My Favorite AugustBy GAIL COLLINS
The story in American history I most like to tell is the one about
how women got the right to vote 90 years ago this month. It has everything. Adventure! Suspense! Treachery! Drunken legislators!
But, first, there was a 70-year slog. Which is really the important part.
We always need to remember that behind almost every great moment in history, there are heroic people doing really boring and frustrating things for a prolonged period of time. That great suffragist and excellent counter, Carrie Chapman Catt, estimated that the struggle had involved 56 referendum campaigns directed at male voters, plus “480 campaigns to get Legislatures to submit suffrage amendments to voters, 47 campaigns to get constitutional conventions to write woman suffrage into state constitutions; 277 campaigns to get State party conventions to include woman suffrage planks, 30 campaigns to get presidential party campaigns to include woman suffrage planks in party platforms and 19 campaigns with 19 successive Congresses.”

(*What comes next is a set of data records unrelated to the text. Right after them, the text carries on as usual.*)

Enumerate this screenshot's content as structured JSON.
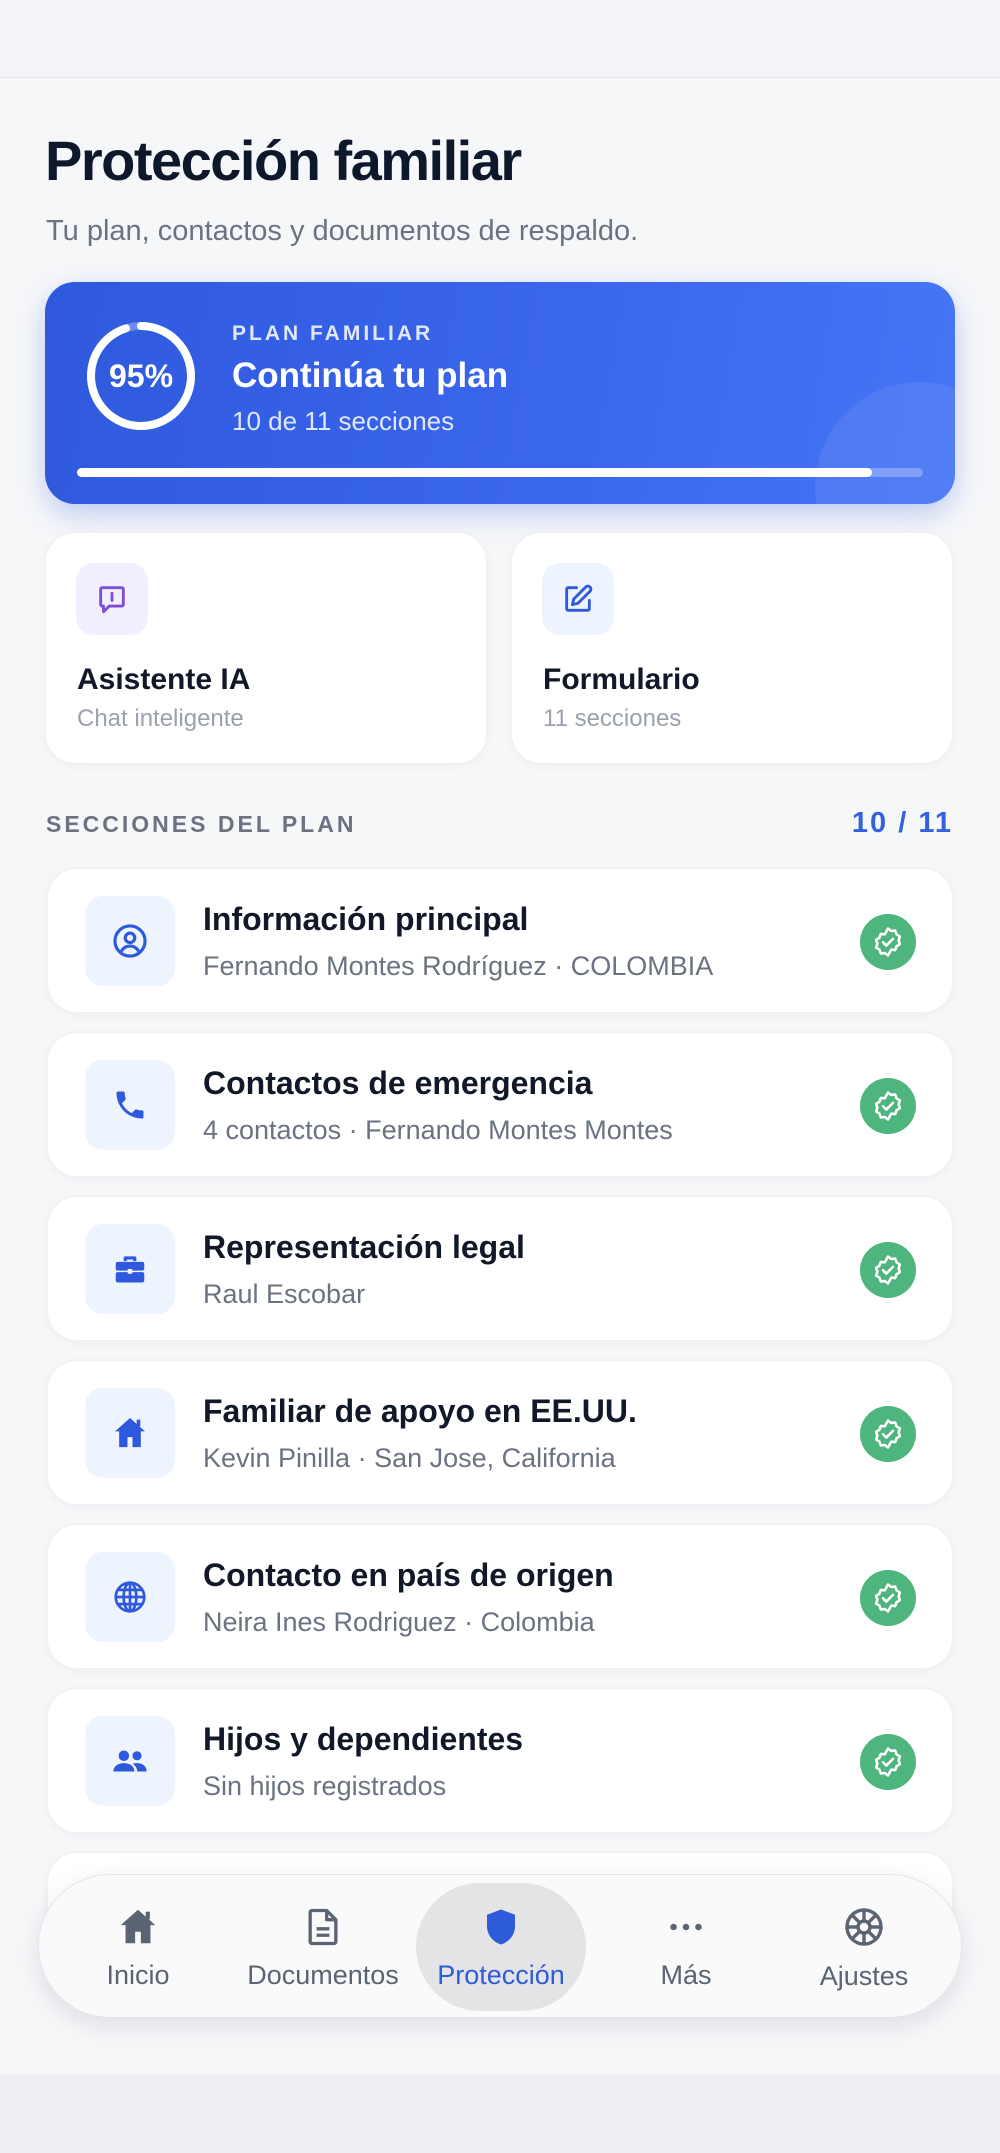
{
  "header": {
    "title": "Protección familiar",
    "subtitle": "Tu plan, contactos y documentos de respaldo."
  },
  "plan": {
    "kicker": "PLAN FAMILIAR",
    "title": "Continúa tu plan",
    "subtitle": "10 de 11 secciones",
    "percent_label": "95%",
    "percent": 95,
    "progress_fraction": 0.94,
    "accent": "#3461e0"
  },
  "quick_actions": [
    {
      "icon": "chat-icon",
      "title": "Asistente IA",
      "subtitle": "Chat inteligente"
    },
    {
      "icon": "edit-icon",
      "title": "Formulario",
      "subtitle": "11 secciones"
    }
  ],
  "sections": {
    "label": "SECCIONES DEL PLAN",
    "count": "10 / 11",
    "items": [
      {
        "icon": "user-circle-icon",
        "title": "Información principal",
        "subtitle": "Fernando Montes Rodríguez · COLOMBIA",
        "status": "complete"
      },
      {
        "icon": "phone-icon",
        "title": "Contactos de emergencia",
        "subtitle": "4 contactos · Fernando Montes Montes",
        "status": "complete"
      },
      {
        "icon": "briefcase-icon",
        "title": "Representación legal",
        "subtitle": "Raul Escobar",
        "status": "complete"
      },
      {
        "icon": "home-icon",
        "title": "Familiar de apoyo en EE.UU.",
        "subtitle": "Kevin Pinilla · San Jose, California",
        "status": "complete"
      },
      {
        "icon": "globe-icon",
        "title": "Contacto en país de origen",
        "subtitle": "Neira Ines Rodriguez · Colombia",
        "status": "complete"
      },
      {
        "icon": "people-icon",
        "title": "Hijos y dependientes",
        "subtitle": "Sin hijos registrados",
        "status": "complete"
      }
    ]
  },
  "tabbar": {
    "active": "Protección",
    "tabs": [
      {
        "icon": "home-icon",
        "label": "Inicio"
      },
      {
        "icon": "document-icon",
        "label": "Documentos"
      },
      {
        "icon": "shield-icon",
        "label": "Protección"
      },
      {
        "icon": "more-icon",
        "label": "Más"
      },
      {
        "icon": "gear-icon",
        "label": "Ajustes"
      }
    ]
  },
  "colors": {
    "primary": "#3461e0",
    "success": "#4db57d",
    "icon_tint_blue": "#2f59dd",
    "icon_tint_purple": "#7c4ddb"
  }
}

And you thought health care reform was a drawn-out battle.
The great, thundering roadblock to progress was — wait for the surprise — the U.S. Senate. All through the last part of the 19th century and into the 20th, attempts to amend the U.S. Constitution ran up against a wall of conservative Southern senators. So the women decided to win the vote by amending every single state constitution, one by one.
-snip-
Ninety years ago this month, all eyes turned to Tennessee, the only state yet to ratify with its Legislature still in session. The resolution sailed through the Tennessee Senate. As it moved on to the House, the most vigorous opposition came from the liquor industry, which was pretty sure that if women got the vote, they’d use it to pass Prohibition. Distillery lobbyists came to fight, bearing samples.
“Both suffrage and anti-suffrage men were reeling through the hall in an advanced state of intoxication,” Carrie Catt reported.
The women and their allies knew they had a one-vote margin of support in the House. Then the speaker, whom they had counted on as a “yes,” changed his mind. (I love this moment. Women’s suffrage is tied to the railroad track and the train is bearing down fast when suddenly. ...)
Suddenly, Harry Burn, the youngest member of the House, a 24-year-old “no” vote from East Tennessee, got up and announced that he had received a letter from his mother telling him to “be a good boy and help Mrs. Catt.”
“I know that a mother’s advice is always the safest for a boy to follow,” Burn said, switching sides. We celebrate Women’s Suffrage Day on Aug. 26, which is when the amendment officially became part of the Constitution. But I like Aug. 18, which is the day that Harry Burn jumped up in the Tennessee Legislature, waving his mom’s note from home. I told the story once in Atlanta, and
a woman in the audience said that when she was visiting her relatives in East Tennessee, she had gone to put a yellow rose on Harry Burn’s grave.
I got a little teary.
“Well, actually,” she added, “it was because I couldn’t find his mother.”